Hommage à Rosa Luxemburg se révèle une oeuvre titanesque si l’on considère à la fois la dimension de l’ouvrage et les difficultés inhérentes à son exécution, comme la condition physique de l’artiste dont l’ostéoporose rend les gestes difficiles, le fait de travailler sans jamais avoir de vue d’ensemble et, bien sûr, l’espace exigu de l’atelier. Testament artistique? Possible. Ouvre ultime, puisque Riopelle cessera de travailler peu après. Le savait-il? On peut certainement imaginer qu’il savait à tout le moins que le temps dédié au travail lui était dorénavant compté.

(…) Si le décès de Joan Mitchell en est le déclencheur, l’oeuvre s’enrichit au fil de son exécution et devient un hommage à l’amour, aux liens qui se nouent et se dénouent, à la mort, à ce grand cirque de la vie dont personne ne sort vivant. Une fresque dédiée à l’amour, à sa dimension cosmique, universelle. Une supplique aux départs qu’il déteste tant, aux liens qui se brisent, au temps qui fuit, le sien comme celui de ceux et celles qu’il a aimés. (…) Si la facture de l’oeuvre ne témoigne ni de la gestuelle d’antan ni de son rythme, elle en conserve cependant toute la rage et transporte dans la matière toute la lucidité de l’artiste.

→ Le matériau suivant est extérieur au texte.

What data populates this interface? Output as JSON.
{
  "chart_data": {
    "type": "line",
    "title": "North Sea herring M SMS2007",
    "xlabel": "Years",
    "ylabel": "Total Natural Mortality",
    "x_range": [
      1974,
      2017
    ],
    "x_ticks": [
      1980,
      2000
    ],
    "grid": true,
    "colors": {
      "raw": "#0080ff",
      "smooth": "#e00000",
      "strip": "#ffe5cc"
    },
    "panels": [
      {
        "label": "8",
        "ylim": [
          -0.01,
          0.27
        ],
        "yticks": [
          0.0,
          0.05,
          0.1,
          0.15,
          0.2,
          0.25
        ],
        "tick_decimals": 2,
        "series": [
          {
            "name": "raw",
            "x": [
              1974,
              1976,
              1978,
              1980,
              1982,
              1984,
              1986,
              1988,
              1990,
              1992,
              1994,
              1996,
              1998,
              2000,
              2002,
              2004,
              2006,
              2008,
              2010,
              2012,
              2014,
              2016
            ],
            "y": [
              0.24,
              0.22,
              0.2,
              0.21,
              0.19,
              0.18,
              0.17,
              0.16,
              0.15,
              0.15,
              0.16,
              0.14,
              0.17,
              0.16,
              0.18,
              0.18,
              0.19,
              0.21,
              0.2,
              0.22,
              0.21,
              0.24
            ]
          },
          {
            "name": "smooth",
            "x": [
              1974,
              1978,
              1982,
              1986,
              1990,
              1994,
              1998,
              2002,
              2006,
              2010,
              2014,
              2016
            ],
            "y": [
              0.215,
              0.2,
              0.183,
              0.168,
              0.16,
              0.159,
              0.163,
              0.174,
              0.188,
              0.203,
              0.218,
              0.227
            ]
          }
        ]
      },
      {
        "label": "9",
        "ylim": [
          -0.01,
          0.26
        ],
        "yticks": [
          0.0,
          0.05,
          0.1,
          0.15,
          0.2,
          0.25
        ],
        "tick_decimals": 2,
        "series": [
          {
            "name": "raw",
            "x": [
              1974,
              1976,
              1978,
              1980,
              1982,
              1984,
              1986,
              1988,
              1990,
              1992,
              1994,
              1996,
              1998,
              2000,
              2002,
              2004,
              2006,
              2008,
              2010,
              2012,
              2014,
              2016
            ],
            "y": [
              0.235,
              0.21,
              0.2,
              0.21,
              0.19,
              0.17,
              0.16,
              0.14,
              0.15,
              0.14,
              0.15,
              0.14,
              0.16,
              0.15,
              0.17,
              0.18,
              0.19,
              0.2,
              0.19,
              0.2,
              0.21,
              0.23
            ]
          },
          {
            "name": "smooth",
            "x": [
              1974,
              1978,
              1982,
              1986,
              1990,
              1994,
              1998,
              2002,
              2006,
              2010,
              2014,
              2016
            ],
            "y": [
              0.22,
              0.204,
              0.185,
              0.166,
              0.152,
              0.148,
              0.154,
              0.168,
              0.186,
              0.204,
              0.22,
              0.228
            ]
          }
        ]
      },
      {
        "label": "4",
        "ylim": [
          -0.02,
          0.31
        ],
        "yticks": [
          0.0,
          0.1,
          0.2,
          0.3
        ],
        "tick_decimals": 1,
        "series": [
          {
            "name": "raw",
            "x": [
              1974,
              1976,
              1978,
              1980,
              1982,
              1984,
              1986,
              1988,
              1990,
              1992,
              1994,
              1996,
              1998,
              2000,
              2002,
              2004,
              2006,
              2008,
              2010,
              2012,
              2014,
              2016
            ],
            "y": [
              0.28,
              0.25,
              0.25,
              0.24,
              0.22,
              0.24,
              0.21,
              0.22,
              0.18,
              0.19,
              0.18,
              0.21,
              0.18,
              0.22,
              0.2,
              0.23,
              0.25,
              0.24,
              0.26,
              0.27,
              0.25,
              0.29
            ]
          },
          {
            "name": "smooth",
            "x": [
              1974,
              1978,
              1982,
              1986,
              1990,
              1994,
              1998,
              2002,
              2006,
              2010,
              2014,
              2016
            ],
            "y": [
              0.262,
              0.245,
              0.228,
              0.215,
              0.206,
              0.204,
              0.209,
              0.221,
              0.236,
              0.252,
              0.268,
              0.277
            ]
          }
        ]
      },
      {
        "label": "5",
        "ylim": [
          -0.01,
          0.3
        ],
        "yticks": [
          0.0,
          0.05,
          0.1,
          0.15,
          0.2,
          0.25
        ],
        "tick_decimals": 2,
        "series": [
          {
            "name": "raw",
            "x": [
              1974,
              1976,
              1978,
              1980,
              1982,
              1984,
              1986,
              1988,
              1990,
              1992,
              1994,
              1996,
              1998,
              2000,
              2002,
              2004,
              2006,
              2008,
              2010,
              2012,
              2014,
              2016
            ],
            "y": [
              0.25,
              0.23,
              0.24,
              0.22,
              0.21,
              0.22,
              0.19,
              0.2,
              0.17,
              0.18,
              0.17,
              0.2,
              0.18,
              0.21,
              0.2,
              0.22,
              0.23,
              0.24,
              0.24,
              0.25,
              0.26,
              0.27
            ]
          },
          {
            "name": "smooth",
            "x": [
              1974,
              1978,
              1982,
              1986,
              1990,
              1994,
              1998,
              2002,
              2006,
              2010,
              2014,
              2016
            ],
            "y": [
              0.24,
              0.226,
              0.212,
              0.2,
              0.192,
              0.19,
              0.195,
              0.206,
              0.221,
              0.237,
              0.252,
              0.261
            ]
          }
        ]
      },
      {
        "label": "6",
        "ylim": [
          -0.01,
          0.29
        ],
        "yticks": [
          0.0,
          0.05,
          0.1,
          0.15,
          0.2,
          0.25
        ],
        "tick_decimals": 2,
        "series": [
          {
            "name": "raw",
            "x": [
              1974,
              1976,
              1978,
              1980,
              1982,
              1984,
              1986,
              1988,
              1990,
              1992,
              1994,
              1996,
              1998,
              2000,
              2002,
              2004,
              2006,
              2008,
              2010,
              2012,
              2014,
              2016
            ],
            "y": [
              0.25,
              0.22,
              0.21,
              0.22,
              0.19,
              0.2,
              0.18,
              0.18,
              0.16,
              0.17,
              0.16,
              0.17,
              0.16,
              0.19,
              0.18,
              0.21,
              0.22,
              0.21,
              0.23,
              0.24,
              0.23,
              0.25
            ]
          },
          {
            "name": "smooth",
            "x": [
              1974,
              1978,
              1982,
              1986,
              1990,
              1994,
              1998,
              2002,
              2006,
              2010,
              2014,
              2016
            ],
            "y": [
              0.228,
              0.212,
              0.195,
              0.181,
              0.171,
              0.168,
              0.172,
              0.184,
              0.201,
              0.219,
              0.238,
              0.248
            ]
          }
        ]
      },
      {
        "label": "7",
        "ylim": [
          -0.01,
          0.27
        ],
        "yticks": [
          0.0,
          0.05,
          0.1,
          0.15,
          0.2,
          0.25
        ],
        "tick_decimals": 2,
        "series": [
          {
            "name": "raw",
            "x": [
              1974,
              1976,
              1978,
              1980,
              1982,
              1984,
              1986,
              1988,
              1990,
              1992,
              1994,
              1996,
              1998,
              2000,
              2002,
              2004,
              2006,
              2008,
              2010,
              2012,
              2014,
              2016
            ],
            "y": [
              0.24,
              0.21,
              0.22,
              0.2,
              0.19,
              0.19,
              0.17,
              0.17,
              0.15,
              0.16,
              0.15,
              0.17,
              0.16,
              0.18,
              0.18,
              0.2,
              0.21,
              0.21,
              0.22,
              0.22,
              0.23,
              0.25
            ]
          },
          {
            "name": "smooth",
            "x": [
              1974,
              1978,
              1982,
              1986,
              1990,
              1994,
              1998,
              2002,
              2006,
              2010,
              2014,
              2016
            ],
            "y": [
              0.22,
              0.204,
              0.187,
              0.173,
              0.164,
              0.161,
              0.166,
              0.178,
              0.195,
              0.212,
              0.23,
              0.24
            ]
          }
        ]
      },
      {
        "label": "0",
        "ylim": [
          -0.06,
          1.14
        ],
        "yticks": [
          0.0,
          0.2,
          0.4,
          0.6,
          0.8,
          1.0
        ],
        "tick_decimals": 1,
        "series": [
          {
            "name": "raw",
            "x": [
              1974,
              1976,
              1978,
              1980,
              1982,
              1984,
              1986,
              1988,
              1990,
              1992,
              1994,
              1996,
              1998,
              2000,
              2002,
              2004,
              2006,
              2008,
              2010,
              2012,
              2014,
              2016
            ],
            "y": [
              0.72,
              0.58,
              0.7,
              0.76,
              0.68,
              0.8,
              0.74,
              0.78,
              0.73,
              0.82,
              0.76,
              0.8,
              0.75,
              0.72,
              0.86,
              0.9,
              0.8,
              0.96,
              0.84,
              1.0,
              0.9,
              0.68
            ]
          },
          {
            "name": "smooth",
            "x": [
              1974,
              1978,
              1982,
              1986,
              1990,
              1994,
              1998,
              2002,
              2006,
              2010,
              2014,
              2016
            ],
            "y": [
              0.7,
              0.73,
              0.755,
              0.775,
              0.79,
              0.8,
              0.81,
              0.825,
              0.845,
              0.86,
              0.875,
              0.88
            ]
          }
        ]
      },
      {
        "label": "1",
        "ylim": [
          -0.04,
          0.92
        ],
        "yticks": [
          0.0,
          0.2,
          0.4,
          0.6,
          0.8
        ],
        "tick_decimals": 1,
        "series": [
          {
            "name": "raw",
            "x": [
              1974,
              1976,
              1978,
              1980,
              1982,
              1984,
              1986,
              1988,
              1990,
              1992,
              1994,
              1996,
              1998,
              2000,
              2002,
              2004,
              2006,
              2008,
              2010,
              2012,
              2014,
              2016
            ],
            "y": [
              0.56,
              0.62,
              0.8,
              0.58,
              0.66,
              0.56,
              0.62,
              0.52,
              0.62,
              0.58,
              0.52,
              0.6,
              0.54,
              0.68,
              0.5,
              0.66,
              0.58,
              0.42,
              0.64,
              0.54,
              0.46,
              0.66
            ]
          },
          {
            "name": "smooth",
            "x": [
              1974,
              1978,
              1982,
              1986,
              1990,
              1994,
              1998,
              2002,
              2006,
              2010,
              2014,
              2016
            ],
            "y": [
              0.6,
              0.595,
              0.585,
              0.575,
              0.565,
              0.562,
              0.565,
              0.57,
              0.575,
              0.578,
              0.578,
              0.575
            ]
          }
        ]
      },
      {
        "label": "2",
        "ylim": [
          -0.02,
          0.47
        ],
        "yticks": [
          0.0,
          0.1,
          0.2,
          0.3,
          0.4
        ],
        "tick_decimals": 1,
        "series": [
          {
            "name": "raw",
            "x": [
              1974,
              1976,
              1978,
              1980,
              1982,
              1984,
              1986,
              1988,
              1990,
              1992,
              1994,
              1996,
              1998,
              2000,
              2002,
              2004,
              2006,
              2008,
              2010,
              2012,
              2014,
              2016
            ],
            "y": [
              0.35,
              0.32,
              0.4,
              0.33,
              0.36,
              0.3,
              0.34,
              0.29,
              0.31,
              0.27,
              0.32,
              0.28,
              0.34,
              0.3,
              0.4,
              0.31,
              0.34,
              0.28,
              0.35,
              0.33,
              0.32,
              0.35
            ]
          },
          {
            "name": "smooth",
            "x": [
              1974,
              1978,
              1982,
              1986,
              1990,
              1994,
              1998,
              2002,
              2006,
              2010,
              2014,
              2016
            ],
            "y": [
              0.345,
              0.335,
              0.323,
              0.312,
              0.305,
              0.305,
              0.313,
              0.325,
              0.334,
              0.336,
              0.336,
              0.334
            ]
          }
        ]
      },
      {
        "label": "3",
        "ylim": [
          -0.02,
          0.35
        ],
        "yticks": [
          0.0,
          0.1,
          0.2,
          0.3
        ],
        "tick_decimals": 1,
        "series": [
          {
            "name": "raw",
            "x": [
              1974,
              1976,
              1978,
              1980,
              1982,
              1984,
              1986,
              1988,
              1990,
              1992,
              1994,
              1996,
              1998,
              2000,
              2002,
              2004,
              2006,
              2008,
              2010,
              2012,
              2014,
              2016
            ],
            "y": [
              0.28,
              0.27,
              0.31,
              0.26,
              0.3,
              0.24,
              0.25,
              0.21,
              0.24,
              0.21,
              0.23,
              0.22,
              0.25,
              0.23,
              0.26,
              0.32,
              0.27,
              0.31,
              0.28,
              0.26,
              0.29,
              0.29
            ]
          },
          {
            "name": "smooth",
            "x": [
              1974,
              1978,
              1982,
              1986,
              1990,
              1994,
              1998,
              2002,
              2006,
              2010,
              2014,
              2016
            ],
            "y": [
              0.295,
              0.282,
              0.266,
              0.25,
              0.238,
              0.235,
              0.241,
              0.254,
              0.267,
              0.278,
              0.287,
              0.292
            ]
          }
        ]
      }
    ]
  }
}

Riopelle emploie abondamment la technique du cache. Il utilise, comme à son habitude, tout ce qui lui tombe sous la main et l’intègre à l’oeuvre. Tout est englouti par le cyclone: clous, oiseaux, fougères, etc. Il utilise la bombe aérosol comme jadis la spatule. (…) La présence du symbole, qui n’est pas nouvelle dans son oeuvre, se manifeste dans Rosa Luxemburg de manière plus concrète. Cette ode à la vie, à la mort, à l’amour rappelle, à certains égards, l’oeuvre de son ami Paul Rebeyrolle par ses chutes tragiques d’oiseaux blessés et le Paris sans fin de son ami Giacometti. L’ensemble est truffé de symboles, certains relativement identifiables, d’autres plus intimes. (…) Mais quelle importance d’arriver à décoder l’oeuvre point par point, séquence par séquence? Aucune! L’essentiel se situe ailleurs, dans l’esprit, dans l’essence du propos. Un propos qui s’exprime avec moins de pudeur mais où Riopelle, fidèle à son habitude, brouille les pistes. En premier lieu par le titre, Hommage à Rosa Luxemburg, une allusion directe à la militante socialiste allemande assassinée lors de l’insurrection spartakiste de janvier 1919. On peut aussi établir un lien avec le surnom que Riopelle aimait donner à Joan Mitchell: Rosa Bonheur ou Rosa Malheur, selon l’humeur. (…) Cette façon de faire correspond à celle qui a caractérisé Jean Paul Riopelle tout au long de sa production artistique. Comme Rosa Luxemburg, il aime brouiller les pistes, créant parfois l’illusion de l’une alors qu’il en emprunte une autre. L’oeuvre est également tout à fait dans l’esprit du surréalisme si cher à l’artiste. En fait, si l’on y réfléchit bien, Rosa Luxemburg serait plutôt la métaphore de sa propre vie. (…)?